Tuesday, June 26, 2012

What happens when it rains....

You often hear winemakers lamenting the weather during flowering and complaining about a poor fruit set.  What does that mean?

The tiny flowers of grape vines must be pollinated to create grapes, just like any other fruit.  In the case of grapes, bees certainly assist, but if all goes well, they can pollinate with the wind as long as the flowers stay dry so the pollen can blow freely from one flower to the next.  When the weather gets rainy and the flowers are wet, the pollen won't blow around because it's all soggy.  The bees are not out there working the flowers much in the rain either.  So basically, nothing gets pollinated.

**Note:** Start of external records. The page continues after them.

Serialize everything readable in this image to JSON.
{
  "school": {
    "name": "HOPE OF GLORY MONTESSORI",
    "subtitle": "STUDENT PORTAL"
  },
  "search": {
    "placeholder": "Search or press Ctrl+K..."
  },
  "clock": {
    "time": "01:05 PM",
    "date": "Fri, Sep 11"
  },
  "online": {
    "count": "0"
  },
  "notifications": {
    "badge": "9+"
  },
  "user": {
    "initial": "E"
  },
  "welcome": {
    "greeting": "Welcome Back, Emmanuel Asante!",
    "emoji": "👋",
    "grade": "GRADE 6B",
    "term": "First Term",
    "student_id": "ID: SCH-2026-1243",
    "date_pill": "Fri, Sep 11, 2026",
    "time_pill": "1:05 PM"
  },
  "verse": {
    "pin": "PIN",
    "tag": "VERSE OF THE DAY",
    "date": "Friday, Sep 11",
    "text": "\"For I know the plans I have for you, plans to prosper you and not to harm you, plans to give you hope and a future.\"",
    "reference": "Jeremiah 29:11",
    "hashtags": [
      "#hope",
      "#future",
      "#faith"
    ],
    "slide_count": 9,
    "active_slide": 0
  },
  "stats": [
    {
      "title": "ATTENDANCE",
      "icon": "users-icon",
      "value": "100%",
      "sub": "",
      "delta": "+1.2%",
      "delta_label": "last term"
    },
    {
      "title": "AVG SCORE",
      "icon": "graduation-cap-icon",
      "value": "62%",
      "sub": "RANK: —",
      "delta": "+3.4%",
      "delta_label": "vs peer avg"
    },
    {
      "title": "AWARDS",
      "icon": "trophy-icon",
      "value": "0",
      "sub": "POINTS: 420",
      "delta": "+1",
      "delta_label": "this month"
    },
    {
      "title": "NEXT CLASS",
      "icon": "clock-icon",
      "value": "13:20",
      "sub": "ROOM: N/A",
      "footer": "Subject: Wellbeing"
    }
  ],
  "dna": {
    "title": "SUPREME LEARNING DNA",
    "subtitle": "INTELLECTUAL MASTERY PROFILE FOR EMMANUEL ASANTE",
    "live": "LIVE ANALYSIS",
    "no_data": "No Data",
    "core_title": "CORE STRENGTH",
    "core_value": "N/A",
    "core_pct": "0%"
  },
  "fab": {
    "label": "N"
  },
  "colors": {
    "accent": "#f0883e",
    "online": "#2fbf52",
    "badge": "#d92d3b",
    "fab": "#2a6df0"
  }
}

The picture below shows some clusters of Marquette all photographed on the same day.  (Click the pic for a larger view).  On the left, a nice healthy cluster of small grapes that had sunshine during flowering.  In the middle a cluster created by a vine that flowered a couple days later, when it was rainy.  You can see how very few flowers in the cluster got pollinated so the cluster has only a small number of grapes, plus a few tiny grapes that probably will not mature.  On the far right, an extreme example of a cluster that really didn't pollinate well at all.  Fortunately, I only have a few vines that flowered late and ended up with clusters like this.  Who knows why they flowered late, but I'm grateful for the ones that flowered when the sun was out.  This was a rough spring for grapes...very rainy in spite of early warm weather and a mild winter.

That, ladies and gentlemen, is why we pray for sun during flowering!

-Jacques


Tuesday, June 19, 2012

Finally....Grapes!

Here it is the middle of June and my Marquette vines are seriously kicking butt this year.  We had some rain during flowering, which is never good, but I would say that only 1/3 of the vines show clusters significantly affected by the rain.  The result are clusters with vastly different sized grapes on them.  The unaffected clusters all have similarly-sized (and generally larger) grapes.  But the big news is lots of clusters on lots of vines!

There might be more clusters than the vines can ripen.  We'll have to see about that as the summer goes on.  I'm mostly pretty pleased with the growth so far and I am hoping I can get 100 pounds to make a decent batch of wine.

In other news, I drove down to M&M wine today and picked up my Chilean pinot noir, which is a month late compared with last year.  They had a very late harvest and mine was on the last ship.  It actually looked darned good.  I'll get some measurements in the morning on the must once it has had a chance to warm this evening.  I destemmed and crushed it this afternoon, and threw in some Lallzyme to aid with extraction.  I'm going to experiment this time with fewer punchdowns and a cooler ferment to attempt to preserve aromatics and fruit.  Previously, I have been using the Burgundian technique of a single extreme temperature spike to aid in extraction and I really think I'm losing aromatics when I do that.  I'm hoping to replace that action with enzymatically-assisted extraction instead.

My 2011 fall "Bordeaux" (which I'm calling Meritage to be politically correct) is in my barrel and tasting pretty good.  It has a Syrah-like spice/pepper twang to it that is really cool.  I will likely bottle it in the fall when this Chilean pinot noir is ready to be barreled.  If you are really nice, you might get a bottle for Christmas.